ANKARA (A.A) - Başbakan Recep Tayyip Erdoğan, Üniversitelerin
yapay gündemlerden ve sorunlardan tamamen sıyrılıp asıl işlevlerini yerine
getirmeleri için çok yoğun gayret içerisindeyiz dedi.
Erdoğan, Gaziantep Üniversitesi rektörlüğünde düzenlenen fahri doktora
unvanı takdim ve üniversite bünyesinde yapımı tamamlanan tesislerin toplu açılış
töreninde, bilim adamının hiçbir şeyden çekinmemesi, hak neyse, doğru neyse onun
arkasında durması gerektiğini söyledi.
Bilim adamlarımız hakkı, hakikati, gerçeği savunduğu zaman mesele
bitmiştir diyen Erdoğan, şöyle devam etti:
Bilim adamından dalkavuk olur mu- Asla olmaz, olmamalıdır.

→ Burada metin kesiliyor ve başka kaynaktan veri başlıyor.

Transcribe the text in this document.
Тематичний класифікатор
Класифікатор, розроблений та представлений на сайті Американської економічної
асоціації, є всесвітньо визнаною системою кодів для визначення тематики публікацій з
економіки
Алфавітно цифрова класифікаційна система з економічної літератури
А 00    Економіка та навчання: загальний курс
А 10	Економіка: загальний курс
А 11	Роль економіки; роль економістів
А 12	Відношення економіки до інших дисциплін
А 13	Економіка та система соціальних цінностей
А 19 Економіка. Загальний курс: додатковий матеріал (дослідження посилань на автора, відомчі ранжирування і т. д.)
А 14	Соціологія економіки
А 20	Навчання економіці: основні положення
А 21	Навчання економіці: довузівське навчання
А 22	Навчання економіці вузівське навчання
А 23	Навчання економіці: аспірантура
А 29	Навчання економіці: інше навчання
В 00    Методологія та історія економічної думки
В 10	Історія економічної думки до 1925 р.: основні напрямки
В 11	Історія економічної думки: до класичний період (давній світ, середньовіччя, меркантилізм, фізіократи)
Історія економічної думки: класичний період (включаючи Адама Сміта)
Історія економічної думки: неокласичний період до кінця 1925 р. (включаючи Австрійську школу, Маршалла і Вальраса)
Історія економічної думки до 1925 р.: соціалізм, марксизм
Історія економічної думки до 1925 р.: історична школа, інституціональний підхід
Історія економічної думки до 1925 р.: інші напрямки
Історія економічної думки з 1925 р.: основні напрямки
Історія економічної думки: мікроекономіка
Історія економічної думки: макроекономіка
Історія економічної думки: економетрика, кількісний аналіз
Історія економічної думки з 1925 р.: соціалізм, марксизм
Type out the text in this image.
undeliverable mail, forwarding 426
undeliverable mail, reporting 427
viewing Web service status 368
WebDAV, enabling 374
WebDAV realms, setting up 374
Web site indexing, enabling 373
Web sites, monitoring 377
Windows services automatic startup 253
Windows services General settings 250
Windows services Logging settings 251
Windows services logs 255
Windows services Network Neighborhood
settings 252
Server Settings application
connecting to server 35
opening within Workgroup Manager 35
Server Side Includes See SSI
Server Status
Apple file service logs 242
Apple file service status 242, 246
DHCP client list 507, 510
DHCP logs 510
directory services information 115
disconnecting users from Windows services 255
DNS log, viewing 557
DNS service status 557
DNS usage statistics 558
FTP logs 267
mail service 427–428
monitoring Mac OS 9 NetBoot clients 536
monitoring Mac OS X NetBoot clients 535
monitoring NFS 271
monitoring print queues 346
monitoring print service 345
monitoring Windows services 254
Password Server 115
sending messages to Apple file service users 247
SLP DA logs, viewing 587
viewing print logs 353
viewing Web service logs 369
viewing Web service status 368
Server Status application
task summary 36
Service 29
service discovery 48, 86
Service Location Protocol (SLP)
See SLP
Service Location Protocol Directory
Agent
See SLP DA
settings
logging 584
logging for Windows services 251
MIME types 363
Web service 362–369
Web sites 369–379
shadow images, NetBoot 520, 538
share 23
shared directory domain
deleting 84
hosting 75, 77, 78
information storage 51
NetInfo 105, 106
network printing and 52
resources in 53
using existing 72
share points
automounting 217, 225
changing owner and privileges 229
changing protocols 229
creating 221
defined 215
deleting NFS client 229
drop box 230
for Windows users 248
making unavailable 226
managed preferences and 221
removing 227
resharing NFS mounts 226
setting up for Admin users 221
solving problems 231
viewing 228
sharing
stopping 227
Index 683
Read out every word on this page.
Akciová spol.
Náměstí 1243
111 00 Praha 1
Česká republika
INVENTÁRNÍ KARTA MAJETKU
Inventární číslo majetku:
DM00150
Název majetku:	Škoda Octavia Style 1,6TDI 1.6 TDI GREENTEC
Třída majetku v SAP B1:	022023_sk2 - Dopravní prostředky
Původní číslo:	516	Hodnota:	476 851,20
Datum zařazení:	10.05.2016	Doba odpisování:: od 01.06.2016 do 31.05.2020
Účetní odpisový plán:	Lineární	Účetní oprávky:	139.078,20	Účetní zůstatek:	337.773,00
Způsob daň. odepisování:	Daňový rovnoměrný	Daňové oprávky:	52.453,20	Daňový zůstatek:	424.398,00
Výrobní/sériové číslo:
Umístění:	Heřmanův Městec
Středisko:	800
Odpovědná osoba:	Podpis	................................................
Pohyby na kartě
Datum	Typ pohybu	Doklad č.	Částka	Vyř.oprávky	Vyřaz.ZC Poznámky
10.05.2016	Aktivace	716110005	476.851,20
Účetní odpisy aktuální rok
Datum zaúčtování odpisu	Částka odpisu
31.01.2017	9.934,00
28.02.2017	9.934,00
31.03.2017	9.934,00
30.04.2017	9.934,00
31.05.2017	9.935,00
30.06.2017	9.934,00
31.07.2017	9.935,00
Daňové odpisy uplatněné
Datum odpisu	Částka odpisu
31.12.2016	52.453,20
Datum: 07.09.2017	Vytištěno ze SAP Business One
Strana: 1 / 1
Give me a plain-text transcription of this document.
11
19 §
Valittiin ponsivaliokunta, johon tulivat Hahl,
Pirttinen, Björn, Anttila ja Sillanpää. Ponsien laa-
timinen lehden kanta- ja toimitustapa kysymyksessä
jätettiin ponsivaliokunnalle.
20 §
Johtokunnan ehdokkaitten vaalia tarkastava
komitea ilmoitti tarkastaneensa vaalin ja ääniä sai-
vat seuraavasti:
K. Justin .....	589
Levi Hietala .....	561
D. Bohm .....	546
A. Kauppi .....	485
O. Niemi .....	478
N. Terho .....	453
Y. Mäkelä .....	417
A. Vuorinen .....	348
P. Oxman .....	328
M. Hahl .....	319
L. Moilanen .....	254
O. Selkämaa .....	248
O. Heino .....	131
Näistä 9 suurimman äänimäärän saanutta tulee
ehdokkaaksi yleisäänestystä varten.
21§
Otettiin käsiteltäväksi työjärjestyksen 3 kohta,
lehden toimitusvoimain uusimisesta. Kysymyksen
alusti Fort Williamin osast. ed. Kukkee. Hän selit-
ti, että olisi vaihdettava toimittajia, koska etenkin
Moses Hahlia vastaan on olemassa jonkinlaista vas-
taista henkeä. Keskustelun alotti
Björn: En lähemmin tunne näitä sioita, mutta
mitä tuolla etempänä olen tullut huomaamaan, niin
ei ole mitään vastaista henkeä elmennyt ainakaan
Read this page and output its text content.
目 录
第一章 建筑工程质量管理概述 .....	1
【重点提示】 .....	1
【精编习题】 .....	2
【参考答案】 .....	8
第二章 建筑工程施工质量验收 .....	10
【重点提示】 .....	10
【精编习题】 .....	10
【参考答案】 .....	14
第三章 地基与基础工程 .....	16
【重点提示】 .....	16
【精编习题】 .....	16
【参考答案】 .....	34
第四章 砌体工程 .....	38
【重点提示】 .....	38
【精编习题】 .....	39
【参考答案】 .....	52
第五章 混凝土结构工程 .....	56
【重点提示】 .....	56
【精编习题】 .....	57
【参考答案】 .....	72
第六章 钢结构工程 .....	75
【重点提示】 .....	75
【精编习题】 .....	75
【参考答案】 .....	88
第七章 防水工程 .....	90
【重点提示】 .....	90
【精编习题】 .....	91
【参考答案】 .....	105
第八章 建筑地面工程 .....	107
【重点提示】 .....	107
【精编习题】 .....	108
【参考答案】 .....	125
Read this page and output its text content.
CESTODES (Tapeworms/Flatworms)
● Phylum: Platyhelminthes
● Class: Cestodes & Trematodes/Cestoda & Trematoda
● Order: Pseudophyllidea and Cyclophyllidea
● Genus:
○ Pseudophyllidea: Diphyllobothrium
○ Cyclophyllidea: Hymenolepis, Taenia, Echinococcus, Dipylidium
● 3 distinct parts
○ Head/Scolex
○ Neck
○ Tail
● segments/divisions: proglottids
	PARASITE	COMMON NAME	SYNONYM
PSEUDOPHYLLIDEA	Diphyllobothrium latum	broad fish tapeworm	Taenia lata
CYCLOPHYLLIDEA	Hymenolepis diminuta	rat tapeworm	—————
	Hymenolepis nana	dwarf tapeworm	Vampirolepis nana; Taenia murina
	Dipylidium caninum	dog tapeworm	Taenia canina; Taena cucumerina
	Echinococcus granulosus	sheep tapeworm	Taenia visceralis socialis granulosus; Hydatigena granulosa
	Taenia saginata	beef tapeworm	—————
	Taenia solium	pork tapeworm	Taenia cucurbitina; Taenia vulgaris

Bizim tarihimiz
bize bunu öğretiyor. Akşemseddin Fatihin karşısında eğilmemiştir. Fatih,
Akşemseddinin karşısında eğilmiştir. Bizim buna yaklaşmamız lazım. Bazen
gidiyoruz sağa sola, elimizi öpmek istiyorlar. Benim elimi niye öpeceksin. Senin,
elini öpmen gereken üç kişi var, git babanın elini öp, annenin elini öp, bir de
hocalarının elini öp. Başka kimsenin elini öpme. Bizim bunu yakalamamız lazım.
Ne yazık ki bizim o tarihten gelen bu değerler silsilesi içindeki
anlayışlarımız değiştirildi. Kimisi ayağını uzatıyor, ayağını öptürüyor. Kimisi
bakıyorsun elini uzatıyor, daha gelmeden elini öptürüyor. Hep bunları gördük,
hala görüyoruz. Kuyruğa girenler var. Bunları bizim süratle değiştirmemiz lazım.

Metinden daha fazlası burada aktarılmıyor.